Sin embargo, los disparos continuaron sin piedad, dejando un gran número de mártires y heridos. Muchos de los heridos fueron sacados a escondidas por sus compañeros para evitar su arresto y tortura a manos de la SAVAK, el temido aparato secreto del régimen.
El número exacto de mártires sigue siendo desconocido, ya que las fuerzas del régimen confiscaron los cuerpos de las víctimas para ocultar la magnitud real de su crimen. No obstante, diversas fuentes estiman que ese día fueron asesinadas cientos de personas, una cifra que contrasta drásticamente con los reportes falsificados y minimizados del régimen.
Este acto de brutalidad, ordenado desde los más altos niveles del régimen Pahlavi y con el pleno respaldo de sus amos estadounidenses, buscaba sembrar el terror en la población para forzar su sumisión. Pero, en lugar de ello, encendió un fuego incontenible de resistencia que finalmente devoraría a la monarquía.
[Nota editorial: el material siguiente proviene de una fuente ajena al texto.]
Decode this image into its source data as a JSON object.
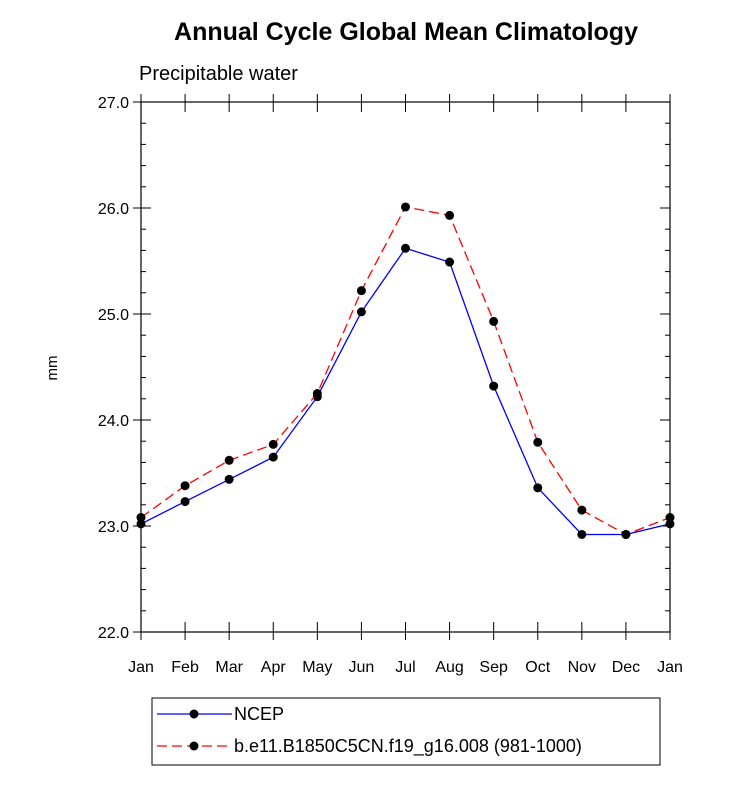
{
  "chart_data": {
    "type": "line",
    "title": "Annual Cycle Global Mean Climatology",
    "subtitle": "Precipitable water",
    "ylabel": "mm",
    "xlabel": "",
    "categories": [
      "Jan",
      "Feb",
      "Mar",
      "Apr",
      "May",
      "Jun",
      "Jul",
      "Aug",
      "Sep",
      "Oct",
      "Nov",
      "Dec",
      "Jan"
    ],
    "ylim": [
      22.0,
      27.0
    ],
    "yticks": [
      "22.0",
      "23.0",
      "24.0",
      "25.0",
      "26.0",
      "27.0"
    ],
    "grid": false,
    "legend_position": "bottom",
    "series": [
      {
        "name": "NCEP",
        "color": "#0000ff",
        "dash": "solid",
        "marker": "circle",
        "values": [
          23.02,
          23.23,
          23.44,
          23.65,
          24.22,
          25.02,
          25.62,
          25.49,
          24.32,
          23.36,
          22.92,
          22.92,
          23.02
        ]
      },
      {
        "name": "b.e11.B1850C5CN.f19_g16.008 (981-1000)",
        "color": "#ff0000",
        "dash": "dashed",
        "marker": "circle",
        "values": [
          23.08,
          23.38,
          23.62,
          23.77,
          24.25,
          25.22,
          26.01,
          25.93,
          24.93,
          23.79,
          23.15,
          22.92,
          23.08
        ]
      }
    ]
  }
}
Avivar la llama revolucionaria
Las consecuencias inmediatas y a largo plazo de la masacre del Viernes Negro fueron profundas: significaron el comienzo del fin del régimen Pahlavi y movilizaron a la nación hacia su victoria final bajo la bandera del Islam.
Los sangrientos acontecimientos expusieron por completo la verdadera naturaleza del llamado “Gobierno de Reconciliación Nacional” de Sharif-Emami, revelándolo como una mera fachada cruel del mismo régimen opresor y destruyendo cualquier confianza pública en reformas políticas desde dentro del sistema.
Las reacciones internacionales, en particular de gobiernos y medios occidentales, resultaron reveladoras. Algunos, como The Guardian, predijeron que las sangrientas acciones del régimen conducirían a su aislamiento y caída, mientras que otros continuaron expresando su apoyo al Shah, poniendo en evidencia su complicidad en estos crímenes.
El Imam Jomeini, desde su exilio, reconoció de inmediato el carácter transformador del acontecimiento, emitiendo un poderoso mensaje en el que elogió a los mártires y aseguró a la nación que la victoria era segura. Este mensaje elevó enormemente la moral de los revolucionarios y unificó el movimiento.
La masacre marcó el inicio de una nueva fase de lucha, que condujo al traslado del Imam Jomeiní de Irak a París, donde pudo utilizar de manera más eficaz los medios de comunicación internacionales para exponer los crímenes del régimen y guiar la revolución hasta su culminación.
Dentro de Irán, el movimiento se intensificó dramáticamente: los meses posteriores de Muharam y Safar presenciaron manifestaciones aún más grandes y ceremonias de duelo que movilizaron más a las masas y debilitaron el control del régimen, culminando en las históricas marchas de Tasua y Ashura.
El fracaso de los posteriores gobiernos militares y de las conspiraciones respaldadas por Estados Unidos —incluyendo intentos de golpe y planes de asesinato contra el Imam Jomeini— demostró que la fe y la unidad del pueblo se habían convertido en una fuerza imparable, imposible de sofocar con violencia extranjera o represión interna.
La victoria definitiva de la Revolución Islámica el 22 de Bahman de 1357 (11 de febrero de 1979) permanece como un testimonio eterno de los sacrificios del Viernes Negro, probando que la sangre de los mártires es más poderosa que la tiranía de los opresores y estableciendo un sistema divino que hasta hoy continúa desafiando a la arrogancia global.